В чем же дело и (я возвращаюсь) отчего бешенство?

 Мы все читаем, как он. Вообразим читателя и пишем, как автор. В нем автора нет, и читателя... он видит во всем мире, в коровах, звездах, куклах домашних, в одушевленном и неодушевленном: что́ все он чувствует, как ты.

Таким образом, всех взбесила («цинизм») собственно степень моей интимности и, кажется, так можно передать, любви и нежности (при этом можно трепать и за волосы, — как отец ребенка) к целому миру, без выделения особенного для «читателей моей книги» (не вижу их), но и без исключения их.

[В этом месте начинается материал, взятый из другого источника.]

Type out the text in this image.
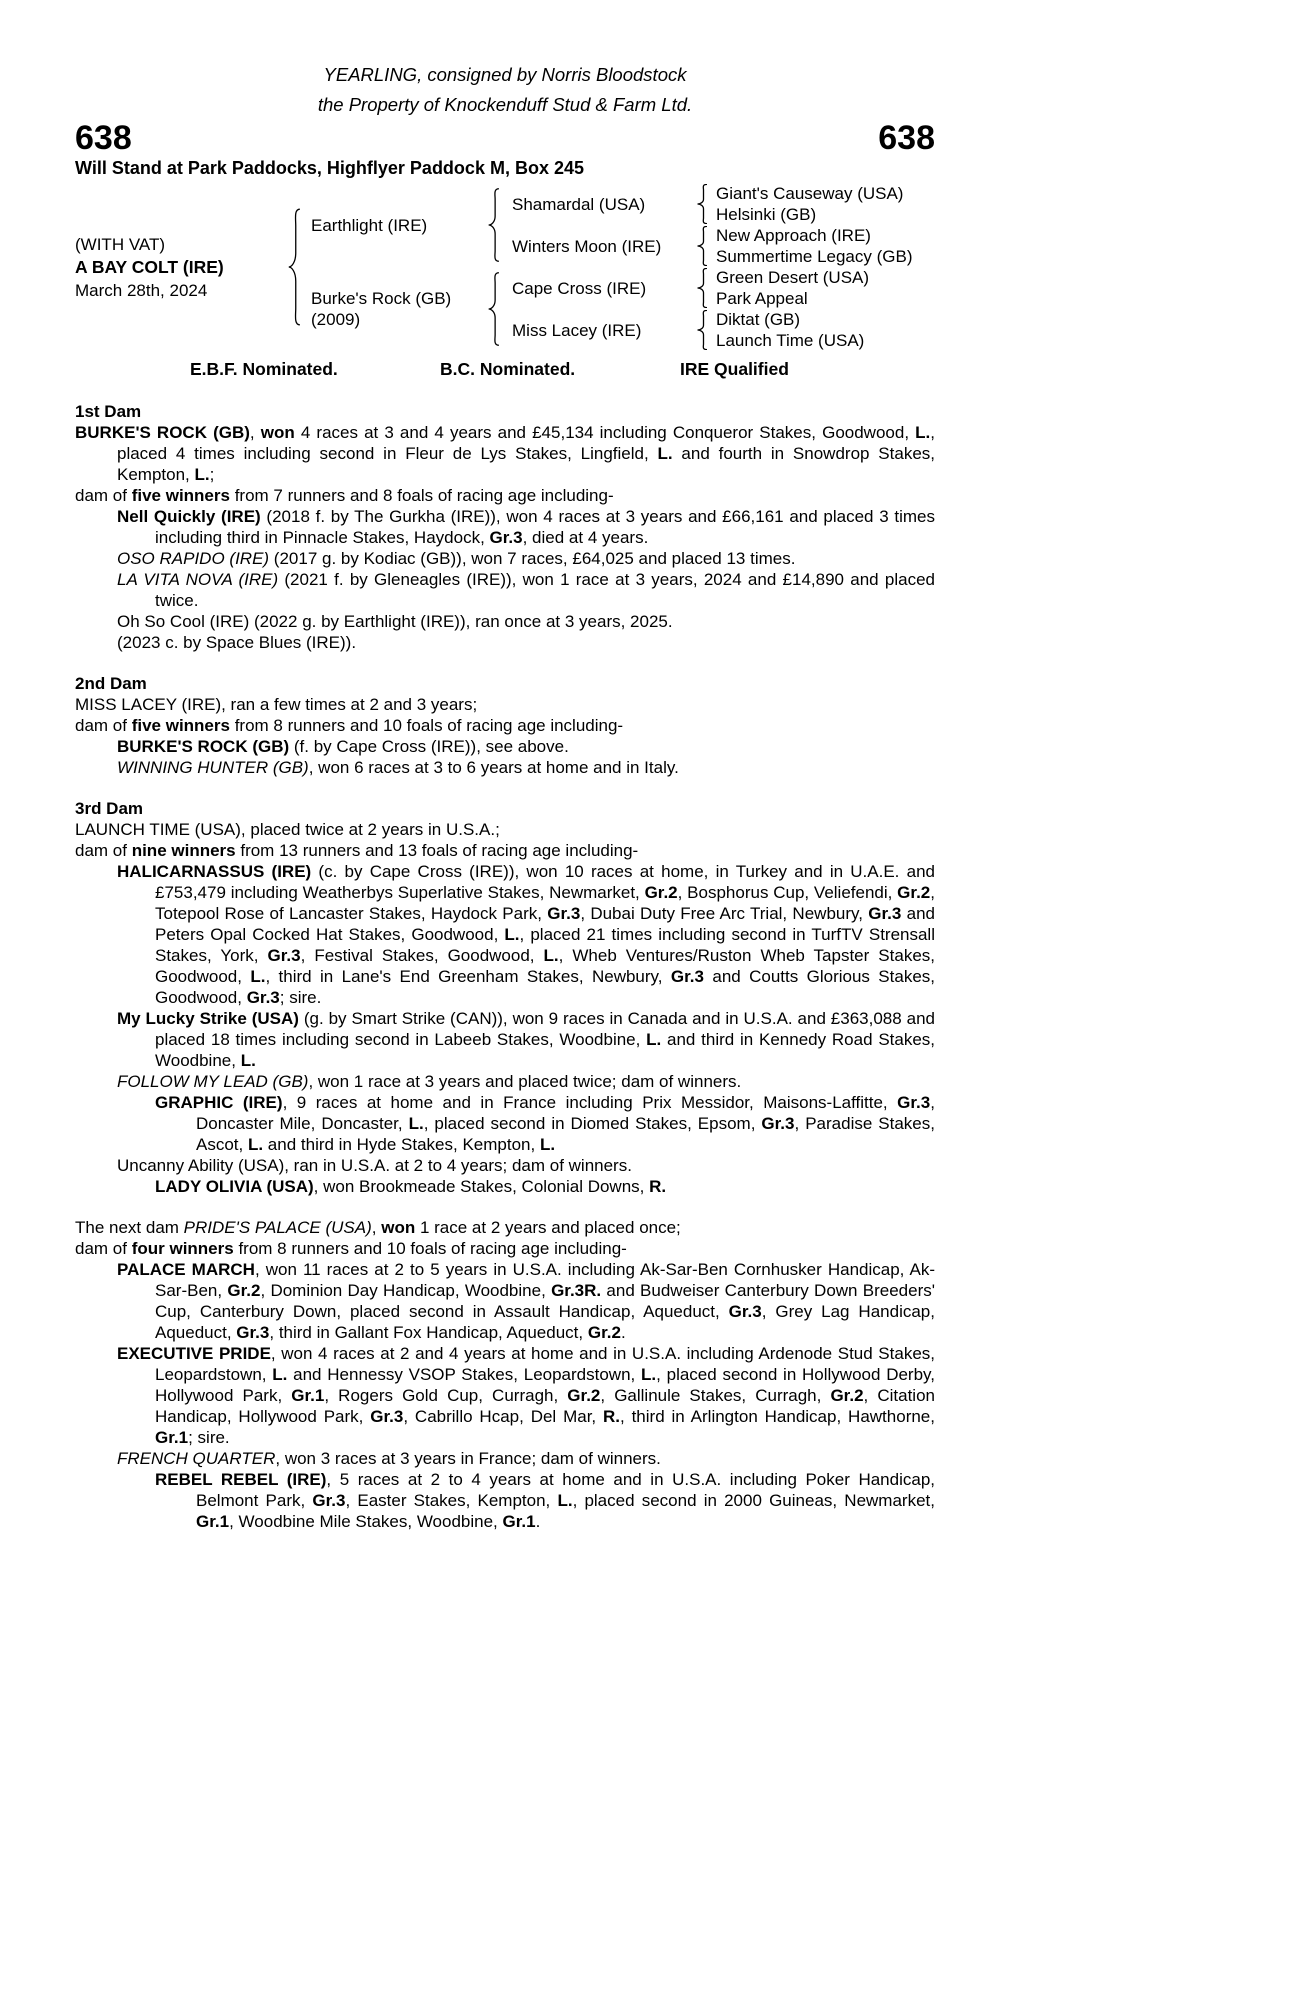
YEARLING, consigned by Norris Bloodstock
the Property of Knockenduff Stud & Farm Ltd.
638	638
Will Stand at Park Paddocks, Highflyer Paddock M, Box 245
(WITH VAT)
A BAY COLT (IRE)
March 28th, 2024
Earthlight (IRE)
Shamardal (USA)
Giant's Causeway (USA)
Helsinki (GB)
Winters Moon (IRE)
New Approach (IRE)
Summertime Legacy (GB)
Burke's Rock (GB)
(2009)
Cape Cross (IRE)
Green Desert (USA)
Park Appeal
Miss Lacey (IRE)
Diktat (GB)
Launch Time (USA)
E.B.F. Nominated.	B.C. Nominated.	IRE Qualified
1st Dam

BURKE'S ROCK (GB), won 4 races at 3 and 4 years and £45,134 including Conqueror Stakes, Goodwood, L., placed 4 times including second in Fleur de Lys Stakes, Lingfield, L. and fourth in Snowdrop Stakes, Kempton, L.;

dam of five winners from 7 runners and 8 foals of racing age including-

Nell Quickly (IRE) (2018 f. by The Gurkha (IRE)), won 4 races at 3 years and £66,161 and placed 3 times including third in Pinnacle Stakes, Haydock, Gr.3, died at 4 years.

OSO RAPIDO (IRE) (2017 g. by Kodiac (GB)), won 7 races, £64,025 and placed 13 times.

LA VITA NOVA (IRE) (2021 f. by Gleneagles (IRE)), won 1 race at 3 years, 2024 and £14,890 and placed twice.

Oh So Cool (IRE) (2022 g. by Earthlight (IRE)), ran once at 3 years, 2025.

(2023 c. by Space Blues (IRE)).

2nd Dam

MISS LACEY (IRE), ran a few times at 2 and 3 years;

dam of five winners from 8 runners and 10 foals of racing age including-

BURKE'S ROCK (GB) (f. by Cape Cross (IRE)), see above.

WINNING HUNTER (GB), won 6 races at 3 to 6 years at home and in Italy.

3rd Dam

LAUNCH TIME (USA), placed twice at 2 years in U.S.A.;

dam of nine winners from 13 runners and 13 foals of racing age including-

HALICARNASSUS (IRE) (c. by Cape Cross (IRE)), won 10 races at home, in Turkey and in U.A.E. and £753,479 including Weatherbys Superlative Stakes, Newmarket, Gr.2, Bosphorus Cup, Veliefendi, Gr.2, Totepool Rose of Lancaster Stakes, Haydock Park, Gr.3, Dubai Duty Free Arc Trial, Newbury, Gr.3 and Peters Opal Cocked Hat Stakes, Goodwood, L., placed 21 times including second in TurfTV Strensall Stakes, York, Gr.3, Festival Stakes, Goodwood, L., Wheb Ventures/Ruston Wheb Tapster Stakes, Goodwood, L., third in Lane's End Greenham Stakes, Newbury, Gr.3 and Coutts Glorious Stakes, Goodwood, Gr.3; sire.

My Lucky Strike (USA) (g. by Smart Strike (CAN)), won 9 races in Canada and in U.S.A. and £363,088 and placed 18 times including second in Labeeb Stakes, Woodbine, L. and third in Kennedy Road Stakes, Woodbine, L.

FOLLOW MY LEAD (GB), won 1 race at 3 years and placed twice; dam of winners.

GRAPHIC (IRE), 9 races at home and in France including Prix Messidor, Maisons-Laffitte, Gr.3, Doncaster Mile, Doncaster, L., placed second in Diomed Stakes, Epsom, Gr.3, Paradise Stakes, Ascot, L. and third in Hyde Stakes, Kempton, L.

Uncanny Ability (USA), ran in U.S.A. at 2 to 4 years; dam of winners.

LADY OLIVIA (USA), won Brookmeade Stakes, Colonial Downs, R.

The next dam PRIDE'S PALACE (USA), won 1 race at 2 years and placed once;

dam of four winners from 8 runners and 10 foals of racing age including-

PALACE MARCH, won 11 races at 2 to 5 years in U.S.A. including Ak-Sar-Ben Cornhusker Handicap, Ak-Sar-Ben, Gr.2, Dominion Day Handicap, Woodbine, Gr.3R. and Budweiser Canterbury Down Breeders' Cup, Canterbury Down, placed second in Assault Handicap, Aqueduct, Gr.3, Grey Lag Handicap, Aqueduct, Gr.3, third in Gallant Fox Handicap, Aqueduct, Gr.2.

EXECUTIVE PRIDE, won 4 races at 2 and 4 years at home and in U.S.A. including Ardenode Stud Stakes, Leopardstown, L. and Hennessy VSOP Stakes, Leopardstown, L., placed second in Hollywood Derby, Hollywood Park, Gr.1, Rogers Gold Cup, Curragh, Gr.2, Gallinule Stakes, Curragh, Gr.2, Citation Handicap, Hollywood Park, Gr.3, Cabrillo Hcap, Del Mar, R., third in Arlington Handicap, Hawthorne, Gr.1; sire.

FRENCH QUARTER, won 3 races at 3 years in France; dam of winners.

REBEL REBEL (IRE), 5 races at 2 to 4 years at home and in U.S.A. including Poker Handicap, Belmont Park, Gr.3, Easter Stakes, Kempton, L., placed second in 2000 Guineas, Newmarket, Gr.1, Woodbine Mile Stakes, Woodbine, Gr.1.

Конечно, — мое настоящее отношение «я» к «ты».

Чего холодный мир воистину не может, всех чувствуя, как «он». И в самой-то смуте и смятении все почувствовали:

 Или читать «Уед.» и «Оп. л.», и тогда как же нам читать Шекспира, которого нельзя выронить на пол, хотя бы ребенок умирал.

 Или...

 Но мир-то читает Шекспира именно до болезни ребенка и выкидывает его, когда скарлатина.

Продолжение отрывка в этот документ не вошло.